EU: Access to medicinal product dossier’s documents

By Mauro Turrini


On 7 July 2010, the European Ombudsman[1] published its Draft Recommendation of his inquiry into complaint 2560/2007/BEH against the European Medicines Agency (“EMA”) concerning the refusal to disclose clinical study reports and corresponding trial protocols concerning certain anti-obesity medicinal products which were submitted by two pharmaceutical companies to the EMA with a view to obtaining marketing authorisations.

In particular in the Draft Recommendation, the European Ombudsman called on the EMA to either disclose the documents in question or else explain why access should not be given by no later than 31 August 2010.

The Draft Recommendation follows a complaint from the Nordic Cochrane Centre, a group of Danish healthcare researchers, who wanted to conduct an independent analysis requiring access to the data in these documents but whose request was refused by EMA on the grounds that the disclosure of these documents would have undermined the medicinal products manufacturers' commercial interests (see Article 3(2)(a) of the “Rules for the implementation of Regulation (EC) No 1049/2001 on access to EMEA documents”).

In its compliant under Article 195 of the EC Treaty, the Nordic Cochrane Centre argued it was unlikely that clinical study reports would contain anything that could undermine the protection of a natural or legal person’s commercial interests and that “even if commercial interests are specifically and actually undermined by disclosure, access still has to be granted if there is an overriding public interest in disclosure”.

During his investigation, the Ombudsman inspected the relevant reports and protocols held by the EMA and, essentially agreeing with applicant’s argument, he concluded that their disclosure would not undermine the commercial interests of the companies involved. In particular, the Ombudsman stated that the documents did not contain information on the composition of the anti-obesity medicinal products, nor did they contain other commercially confidential information.

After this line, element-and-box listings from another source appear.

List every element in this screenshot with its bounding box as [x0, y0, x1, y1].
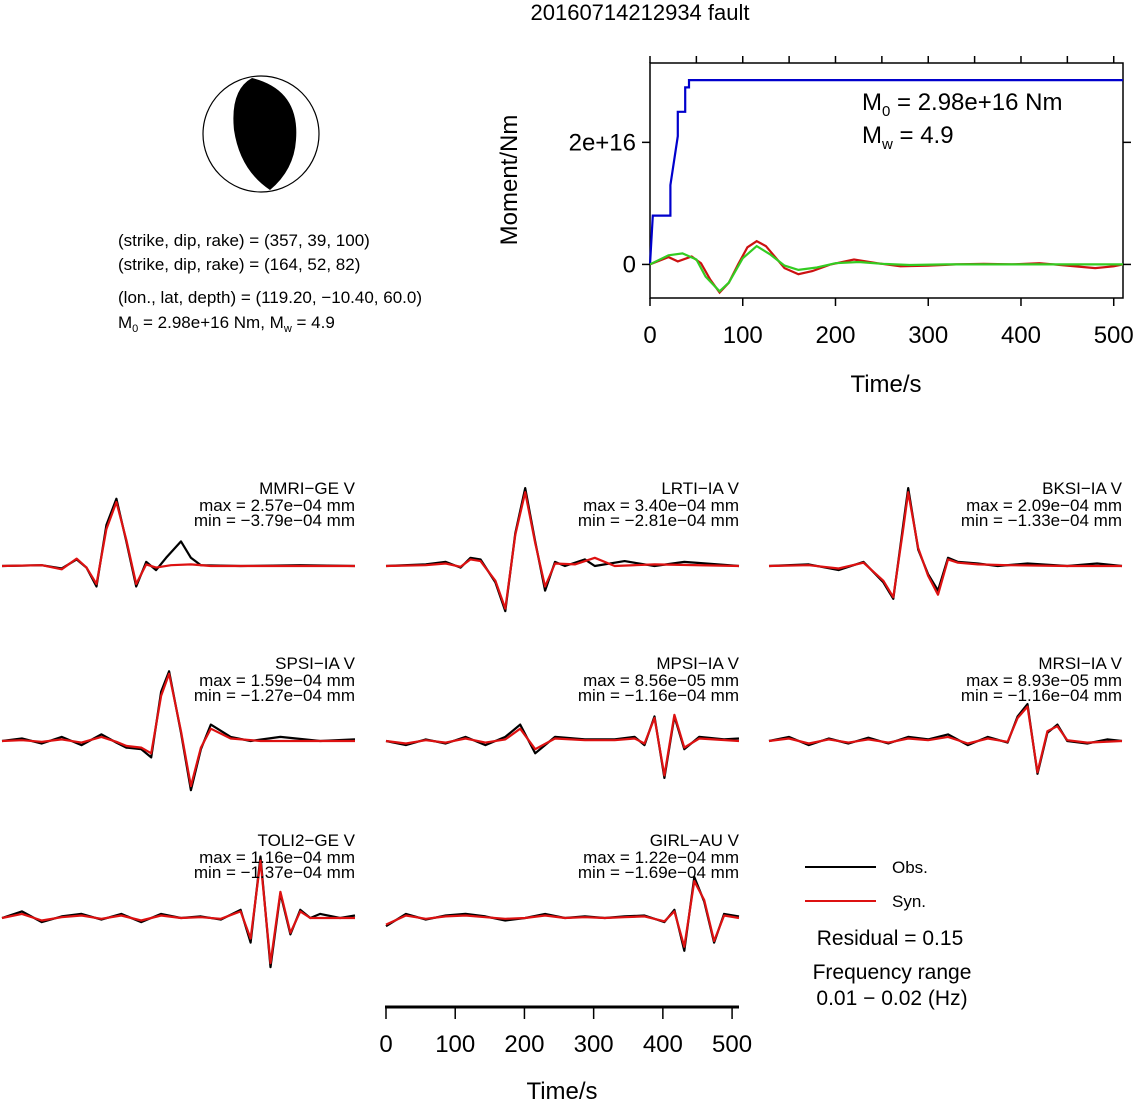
- station-syn-trace: [768, 705, 1123, 774]
- station-name: SPSI−IA V: [275, 654, 356, 673]
- moment-x-tick-label: 0: [643, 322, 656, 349]
- waveform-x-tick-label: 300: [574, 1031, 614, 1058]
- station-name: LRTI−IA V: [661, 479, 739, 498]
- station-max: max = 1.22e−04 mm: [583, 848, 739, 867]
- frequency-range-label: Frequency range: [813, 961, 972, 984]
- moment-y-ticks: 0 2e+16: [569, 129, 1131, 278]
- moment-series-line-0: [648, 78, 1123, 265]
- station-min: min = −2.81e−04 mm: [578, 511, 739, 530]
- figure-title: 20160714212934 fault: [531, 0, 750, 25]
- station-name: MPSI−IA V: [656, 654, 739, 673]
- station-name: GIRL−AU V: [650, 831, 740, 850]
- nodal-plane-2: (strike, dip, rake) = (164, 52, 82): [118, 255, 360, 274]
- waveform-x-tick-label: 400: [643, 1031, 683, 1058]
- station-min: min = −1.37e−04 mm: [194, 863, 355, 882]
- station-max: max = 8.93e−05 mm: [966, 671, 1122, 690]
- station-syn-trace: [385, 879, 740, 948]
- station-min: min = −1.69e−04 mm: [578, 863, 739, 882]
- moment-series-group: [648, 78, 1124, 295]
- moment-x-tick-label: 300: [908, 322, 948, 349]
- station-syn-trace: [1, 859, 355, 965]
- legend-obs-label: Obs.: [892, 858, 928, 877]
- station-min: min = −1.27e−04 mm: [194, 686, 355, 705]
- moment-top-ticks: [649, 56, 1115, 63]
- station-max: max = 1.59e−04 mm: [199, 671, 355, 690]
- moment-panel: 0 100 200 300 400 500 0 2e+16 Moment/Nm Time/s…: [496, 56, 1134, 398]
- moment-x-tick-label: 200: [815, 322, 855, 349]
- station-name: TOLI2−GE V: [258, 831, 356, 850]
- station-min: min = −1.33e−04 mm: [961, 511, 1122, 530]
- moment-mw-annotation: Mw = 4.9: [862, 122, 954, 153]
- station-min: min = −1.16e−04 mm: [578, 686, 739, 705]
- moment-plot-frame: [649, 62, 1124, 299]
- focal-mechanism-beachball: [202, 75, 320, 193]
- moment-series-line-2: [649, 244, 1123, 293]
- moment-x-tick-label: 100: [723, 322, 763, 349]
- waveform-x-tick-label: 200: [504, 1031, 544, 1058]
- station-min: min = −3.79e−04 mm: [194, 511, 355, 530]
- moment-y-tick-label: 2e+16: [569, 129, 636, 156]
- station-name: BKSI−IA V: [1042, 479, 1123, 498]
- moment-x-axis-label: Time/s: [850, 371, 921, 398]
- nodal-plane-1: (strike, dip, rake) = (357, 39, 100): [118, 231, 370, 250]
- station-obs-trace: [768, 702, 1123, 775]
- frequency-range-value: 0.01 − 0.02 (Hz): [816, 987, 967, 1010]
- waveform-x-axis-label: Time/s: [526, 1078, 597, 1104]
- waveform-x-ticks: 0 100 200 300 400 500: [379, 1007, 752, 1058]
- legend: Obs. Syn.: [805, 858, 928, 911]
- station-max: max = 8.56e−05 mm: [583, 671, 739, 690]
- moment-x-ticks: 0 100 200 300 400 500: [643, 298, 1134, 349]
- moment-summary: M0 = 2.98e+16 Nm, Mw = 4.9: [118, 313, 335, 335]
- station-max: max = 2.09e−04 mm: [966, 496, 1122, 515]
- station-syn-trace: [385, 491, 740, 610]
- station-max: max = 2.57e−04 mm: [199, 496, 355, 515]
- legend-syn-label: Syn.: [892, 892, 926, 911]
- beachball-compression-lobe: [233, 78, 297, 190]
- moment-series-line-1: [649, 239, 1124, 295]
- moment-x-tick-label: 500: [1094, 322, 1134, 349]
- station-name: MMRI−GE V: [259, 479, 356, 498]
- moment-x-tick-label: 400: [1001, 322, 1041, 349]
- moment-y-axis-label: Moment/Nm: [496, 115, 523, 246]
- station-max: max = 1.16e−04 mm: [199, 848, 355, 867]
- station-max: max = 3.40e−04 mm: [583, 496, 739, 515]
- station-syn-trace: [1, 500, 355, 586]
- moment-y-tick-label: 0: [623, 251, 636, 278]
- station-syn-trace: [385, 713, 740, 777]
- station-syn-trace: [768, 491, 1122, 599]
- waveform-x-tick-label: 500: [712, 1031, 752, 1058]
- waveform-x-tick-label: 100: [435, 1031, 475, 1058]
- moment-m0-annotation: M0 = 2.98e+16 Nm: [862, 89, 1062, 120]
- waveform-x-axis: 0 100 200 300 400 500 Time/s: [379, 1005, 752, 1104]
- location-depth: (lon., lat, depth) = (119.20, −10.40, 60…: [118, 288, 422, 307]
- residual-text: Residual = 0.15: [817, 927, 964, 950]
- waveform-x-tick-label: 0: [379, 1031, 392, 1058]
- station-min: min = −1.16e−04 mm: [961, 686, 1122, 705]
- station-syn-trace: [1, 672, 355, 788]
- station-name: MRSI−IA V: [1038, 654, 1122, 673]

The final outcome of this complaint, due by the end of August 2010, is important because it may affect the attitude of EMA, and maybe also the attitude of the national regulatory authorities when subjected to similar requests. It is noteworthy, indeed, that the legislation applicable to EMA does not require applicants to state their reasons for the application (see Article 6 of Regulation (EC) 1049/2001 as also implemented by EMA Rules). Should the Draft Recommendation of European Ombudsman to disclose the concerned documents be followed, clinical study reports and corresponding trial protocols of medicinal products (which have always been claimed to be confidential by the companies involved) will in principle be freely available to any citizen of the EU and/or any natural or legal person residing or having its registered office in a Member State, including competitors of the companies involved.

[1]The European Ombudsman is the EU body charged with the investigation of complaints about the administrative acts of EU institutions. EU citizens, residents, enterprises and associations within a Member State can all lodge complaints with the Ombudsman.